After pushing gold depends on gold …

February 22, 2010

Never the gold price was so high, never the interest in the precious metal as big shiny – What do you buy the gold and be aware of sale

The gold price is currently at its peak. Just as the supply of scrap gold-buying. Even via letters gold old jewelry can currently make money. The offer sounds tempting. Packed in so-called gold-kits will be sent the old documents, money will follow within 24 hours. Who, however, takes a look at the terms of the company, which will not unduly sluggish in the stomach. Thus, non-precious metals for example, not bought, but not explicitly returned to the sender.
Sebastian Rathmann from Kirchhellen also buys old, on the teeth and scrap gold. “However, I rate the pieces at once,” he says. Payment is by daily rate. “There are also cash immediately.” Particular jewels, for example, are set with diamonds, of course, be judged by different standards. Otherwise, the price of gold in troy ounces (1 ounce = 31.1 grams is calculated). This is approximately 25 euros. “In addition, always be a need to identify the gold content, as well as there are degrees,” says the expert.

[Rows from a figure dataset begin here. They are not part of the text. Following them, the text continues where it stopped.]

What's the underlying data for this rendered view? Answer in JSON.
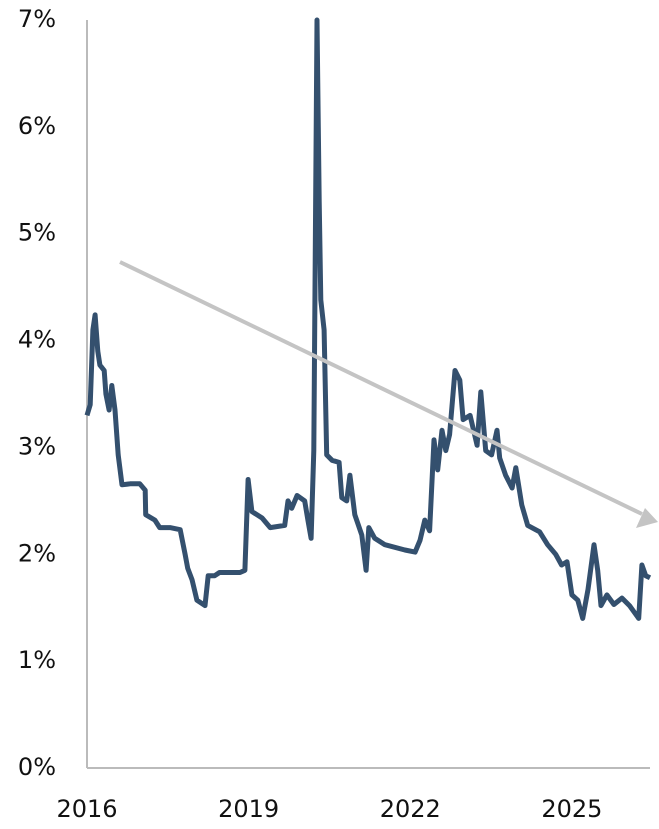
{
  "chart_data": {
    "type": "line",
    "x": [
      2016.0,
      2016.06,
      2016.11,
      2016.15,
      2016.2,
      2016.24,
      2016.32,
      2016.35,
      2016.41,
      2016.46,
      2016.52,
      2016.58,
      2016.65,
      2016.8,
      2016.98,
      2017.08,
      2017.09,
      2017.26,
      2017.35,
      2017.54,
      2017.73,
      2017.82,
      2017.87,
      2017.95,
      2018.04,
      2018.19,
      2018.25,
      2018.37,
      2018.46,
      2018.84,
      2018.93,
      2018.99,
      2019.06,
      2019.25,
      2019.4,
      2019.67,
      2019.73,
      2019.8,
      2019.9,
      2020.04,
      2020.1,
      2020.16,
      2020.21,
      2020.27,
      2020.31,
      2020.34,
      2020.4,
      2020.45,
      2020.55,
      2020.68,
      2020.73,
      2020.82,
      2020.88,
      2020.97,
      2021.1,
      2021.18,
      2021.23,
      2021.34,
      2021.53,
      2021.9,
      2022.09,
      2022.18,
      2022.27,
      2022.36,
      2022.44,
      2022.51,
      2022.59,
      2022.66,
      2022.73,
      2022.83,
      2022.92,
      2022.98,
      2023.11,
      2023.24,
      2023.31,
      2023.4,
      2023.51,
      2023.61,
      2023.66,
      2023.77,
      2023.89,
      2023.96,
      2024.07,
      2024.18,
      2024.4,
      2024.55,
      2024.7,
      2024.81,
      2024.91,
      2025.0,
      2025.11,
      2025.2,
      2025.3,
      2025.41,
      2025.48,
      2025.54,
      2025.65,
      2025.78,
      2025.93,
      2026.07,
      2026.24,
      2026.3,
      2026.37,
      2026.45
    ],
    "values": [
      3.3,
      3.4,
      4.1,
      4.24,
      3.9,
      3.77,
      3.72,
      3.5,
      3.35,
      3.58,
      3.35,
      2.93,
      2.65,
      2.66,
      2.66,
      2.6,
      2.37,
      2.32,
      2.25,
      2.25,
      2.23,
      2.0,
      1.87,
      1.76,
      1.57,
      1.52,
      1.8,
      1.8,
      1.83,
      1.83,
      1.85,
      2.7,
      2.4,
      2.34,
      2.25,
      2.27,
      2.5,
      2.43,
      2.55,
      2.5,
      2.32,
      2.15,
      2.97,
      7.0,
      5.3,
      4.38,
      4.1,
      2.93,
      2.88,
      2.86,
      2.53,
      2.5,
      2.74,
      2.37,
      2.18,
      1.85,
      2.25,
      2.15,
      2.09,
      2.04,
      2.02,
      2.13,
      2.32,
      2.22,
      3.07,
      2.79,
      3.16,
      2.97,
      3.12,
      3.72,
      3.63,
      3.26,
      3.3,
      3.02,
      3.52,
      2.97,
      2.93,
      3.16,
      2.9,
      2.74,
      2.62,
      2.81,
      2.46,
      2.27,
      2.21,
      2.09,
      2.0,
      1.9,
      1.93,
      1.62,
      1.57,
      1.4,
      1.67,
      2.09,
      1.85,
      1.52,
      1.62,
      1.53,
      1.59,
      1.52,
      1.4,
      1.9,
      1.8,
      1.78
    ],
    "color": "#34506e",
    "xlim": [
      2016,
      2026.45
    ],
    "xticks": [
      2016,
      2019,
      2022,
      2025
    ],
    "ylim": [
      0,
      7
    ],
    "yticks": [
      {
        "value": 0,
        "label": "0%"
      },
      {
        "value": 1,
        "label": "1%"
      },
      {
        "value": 2,
        "label": "2%"
      },
      {
        "value": 3,
        "label": "3%"
      },
      {
        "value": 4,
        "label": "4%"
      },
      {
        "value": 5,
        "label": "5%"
      },
      {
        "value": 6,
        "label": "6%"
      },
      {
        "value": 7,
        "label": "7%"
      }
    ],
    "grid": false
  }
}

Sell Old Gold is one thing to buy new one the other. Even the precious metal is difficult for investors in vogue. Fears of a sharp rise in inflation, or even a collapse of our economic system have propelled the gold price in previously unseen heights. In early December, the price for an ounce for the first time more than 1,200 U.S. dollars. Still, “gold is not a safe investment – even if it is currently often claimed,” says the providers instantly. Anyone planning to buy gold, should consider some important points:
Gold is risky: Even if the gold price has climbed in recent months from a high to the next – Gold offers no protection against losses. To understand this, one must look back not even a long time: In fall 2008, the gold price by around 30 percent.

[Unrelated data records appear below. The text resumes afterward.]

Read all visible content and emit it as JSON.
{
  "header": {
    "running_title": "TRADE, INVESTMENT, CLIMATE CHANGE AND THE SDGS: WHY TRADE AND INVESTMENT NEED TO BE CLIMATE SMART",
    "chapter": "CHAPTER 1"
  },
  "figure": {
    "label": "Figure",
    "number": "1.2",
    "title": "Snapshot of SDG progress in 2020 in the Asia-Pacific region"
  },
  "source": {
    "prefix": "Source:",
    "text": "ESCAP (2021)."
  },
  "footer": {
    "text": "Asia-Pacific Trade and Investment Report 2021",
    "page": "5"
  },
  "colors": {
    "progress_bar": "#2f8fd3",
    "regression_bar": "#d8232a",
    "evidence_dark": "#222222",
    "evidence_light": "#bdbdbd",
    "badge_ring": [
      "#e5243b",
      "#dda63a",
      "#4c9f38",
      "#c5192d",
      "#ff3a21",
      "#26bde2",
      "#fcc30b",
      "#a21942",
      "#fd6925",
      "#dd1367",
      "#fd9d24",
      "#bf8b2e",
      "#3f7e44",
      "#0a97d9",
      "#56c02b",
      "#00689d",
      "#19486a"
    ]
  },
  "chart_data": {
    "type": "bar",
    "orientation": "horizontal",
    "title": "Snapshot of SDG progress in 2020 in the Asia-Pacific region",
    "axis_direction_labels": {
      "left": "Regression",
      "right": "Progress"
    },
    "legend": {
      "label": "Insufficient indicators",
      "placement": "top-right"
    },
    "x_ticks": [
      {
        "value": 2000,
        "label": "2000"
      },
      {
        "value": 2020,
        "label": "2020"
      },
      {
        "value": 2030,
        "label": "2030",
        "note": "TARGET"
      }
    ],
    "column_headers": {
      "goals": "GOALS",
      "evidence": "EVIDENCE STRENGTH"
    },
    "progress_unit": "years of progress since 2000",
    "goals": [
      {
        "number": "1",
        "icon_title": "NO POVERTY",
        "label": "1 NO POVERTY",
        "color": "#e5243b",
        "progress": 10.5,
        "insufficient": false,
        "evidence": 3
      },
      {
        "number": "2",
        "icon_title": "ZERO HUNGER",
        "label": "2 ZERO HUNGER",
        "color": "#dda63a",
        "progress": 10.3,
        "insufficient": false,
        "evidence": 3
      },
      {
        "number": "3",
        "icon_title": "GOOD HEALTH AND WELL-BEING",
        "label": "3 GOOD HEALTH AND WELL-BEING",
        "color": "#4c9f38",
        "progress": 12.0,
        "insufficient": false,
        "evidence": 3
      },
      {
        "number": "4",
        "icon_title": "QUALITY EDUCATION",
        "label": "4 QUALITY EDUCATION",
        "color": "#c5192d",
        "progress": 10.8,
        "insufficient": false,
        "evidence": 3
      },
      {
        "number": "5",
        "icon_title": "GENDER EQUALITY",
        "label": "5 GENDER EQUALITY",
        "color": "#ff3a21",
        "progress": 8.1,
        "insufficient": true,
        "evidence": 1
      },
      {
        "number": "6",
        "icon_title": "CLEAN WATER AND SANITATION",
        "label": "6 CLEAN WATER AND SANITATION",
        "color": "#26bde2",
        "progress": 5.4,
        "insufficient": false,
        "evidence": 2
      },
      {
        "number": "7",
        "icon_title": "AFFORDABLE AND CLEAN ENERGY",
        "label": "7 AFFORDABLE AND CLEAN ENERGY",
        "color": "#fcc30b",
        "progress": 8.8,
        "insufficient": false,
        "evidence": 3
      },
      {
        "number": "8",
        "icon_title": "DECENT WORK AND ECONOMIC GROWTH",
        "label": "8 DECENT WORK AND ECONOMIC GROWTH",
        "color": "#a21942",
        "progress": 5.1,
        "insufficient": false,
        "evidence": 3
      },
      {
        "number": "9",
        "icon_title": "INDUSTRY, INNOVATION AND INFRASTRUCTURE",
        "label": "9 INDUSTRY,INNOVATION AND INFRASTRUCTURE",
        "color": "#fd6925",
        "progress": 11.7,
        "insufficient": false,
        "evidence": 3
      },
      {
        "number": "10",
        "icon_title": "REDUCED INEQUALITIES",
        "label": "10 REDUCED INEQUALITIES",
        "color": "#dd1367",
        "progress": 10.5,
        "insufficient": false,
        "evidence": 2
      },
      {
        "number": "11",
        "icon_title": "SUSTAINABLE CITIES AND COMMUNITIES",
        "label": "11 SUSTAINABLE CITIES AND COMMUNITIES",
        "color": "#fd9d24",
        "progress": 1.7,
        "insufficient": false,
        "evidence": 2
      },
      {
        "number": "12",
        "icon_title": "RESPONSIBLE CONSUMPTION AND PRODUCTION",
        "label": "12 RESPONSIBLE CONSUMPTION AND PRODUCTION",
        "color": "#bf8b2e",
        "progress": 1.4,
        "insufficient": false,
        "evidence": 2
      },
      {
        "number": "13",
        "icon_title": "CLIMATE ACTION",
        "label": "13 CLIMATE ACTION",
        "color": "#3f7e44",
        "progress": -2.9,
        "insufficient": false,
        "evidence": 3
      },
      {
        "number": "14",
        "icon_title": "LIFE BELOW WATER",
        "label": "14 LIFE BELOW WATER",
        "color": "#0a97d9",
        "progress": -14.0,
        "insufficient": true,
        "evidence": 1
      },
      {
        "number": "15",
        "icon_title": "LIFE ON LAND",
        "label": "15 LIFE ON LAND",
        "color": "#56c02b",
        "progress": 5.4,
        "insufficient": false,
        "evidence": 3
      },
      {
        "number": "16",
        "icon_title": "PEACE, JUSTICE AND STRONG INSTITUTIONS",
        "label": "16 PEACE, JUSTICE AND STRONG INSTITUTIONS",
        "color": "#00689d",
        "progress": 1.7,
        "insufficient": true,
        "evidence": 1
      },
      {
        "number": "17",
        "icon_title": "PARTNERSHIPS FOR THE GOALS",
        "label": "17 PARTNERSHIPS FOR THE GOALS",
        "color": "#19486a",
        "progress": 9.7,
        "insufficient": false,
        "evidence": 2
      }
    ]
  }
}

Gold is expensive: Currently, gold is more expensive than ever. Nobody can say today whether the gold price in the future continue to rise. But times: a general euphoria around a form of investment are rarely good times to invest in this type of investment. In addition, consumers must usually pay a significant premium to the clean price of gold bullion and coins when they buy – ten percent or more are not uncommon.
The retention of gold is expensive to be stored safely after the purchase has the gold. Typically investors to choose a bank deposit box. Also, the fees will cost. In addition, you should clarify to what sum of the contents of the bank deposit box is insured. You may receive an additional insurance is needed. Which costs extra money.

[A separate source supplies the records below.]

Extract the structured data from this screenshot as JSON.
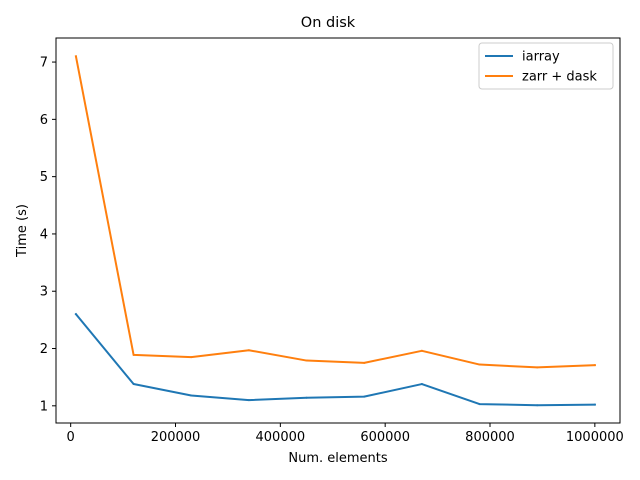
{
  "chart_data": {
    "type": "line",
    "title": "On disk",
    "xlabel": "Num. elements",
    "ylabel": "Time (s)",
    "xlim": [
      -28000,
      1048000
    ],
    "ylim": [
      0.7,
      7.42
    ],
    "xticks": [
      {
        "value": 200000,
        "label": "200000"
      },
      {
        "value": 400000,
        "label": "400000"
      },
      {
        "value": 600000,
        "label": "600000"
      },
      {
        "value": 800000,
        "label": "800000"
      },
      {
        "value": 1000000,
        "label": "1000000"
      }
    ],
    "zero_tick": {
      "value": 0,
      "label": "0"
    },
    "yticks": [
      {
        "value": 1,
        "label": "1"
      },
      {
        "value": 2,
        "label": "2"
      },
      {
        "value": 3,
        "label": "3"
      },
      {
        "value": 4,
        "label": "4"
      },
      {
        "value": 5,
        "label": "5"
      },
      {
        "value": 6,
        "label": "6"
      },
      {
        "value": 7,
        "label": "7"
      }
    ],
    "grid": false,
    "legend_position": "top-right",
    "x": [
      10000,
      120000,
      230000,
      340000,
      450000,
      560000,
      670000,
      780000,
      890000,
      1000000
    ],
    "series": [
      {
        "name": "iarray",
        "color": "#1f77b4",
        "values": [
          2.6,
          1.38,
          1.18,
          1.1,
          1.14,
          1.16,
          1.38,
          1.03,
          1.01,
          1.02
        ]
      },
      {
        "name": "zarr + dask",
        "color": "#ff7f0e",
        "values": [
          7.1,
          1.89,
          1.85,
          1.97,
          1.79,
          1.75,
          1.96,
          1.72,
          1.67,
          1.71
        ]
      }
    ]
  }
}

Gold brings neither interest nor dividends: Who is buying gold, speculates the sole fact that the gold price continues to rise. For gold investors, provides no current income: You receive no interest for gold as deposit or savings bonds. And you get no dividends from profits, as shares. That is, gold earns nothing. There simply is just there.
Gold brings a currency risk: The price of gold is traded internationally in U.S. dollars. This means that it may be that buyers make in euro losses, even though the price of gold has risen in dollar terms – only because the dollar was devalued against the euro. The devaluation of the dollar against the euro is also a reason that investors in Germany have so far benefited less from the spectacular rise in the gold price as investors in the U.S. – namely, the price increase is significantly less spectacular when it is measured in euros.
“Basically, buyers should only invest a small portion of their assets in gold. And they should consider whether it really must be gold bullion or gold coins – because there are a number of other investment products around the shiny metal, “advises the Consumer.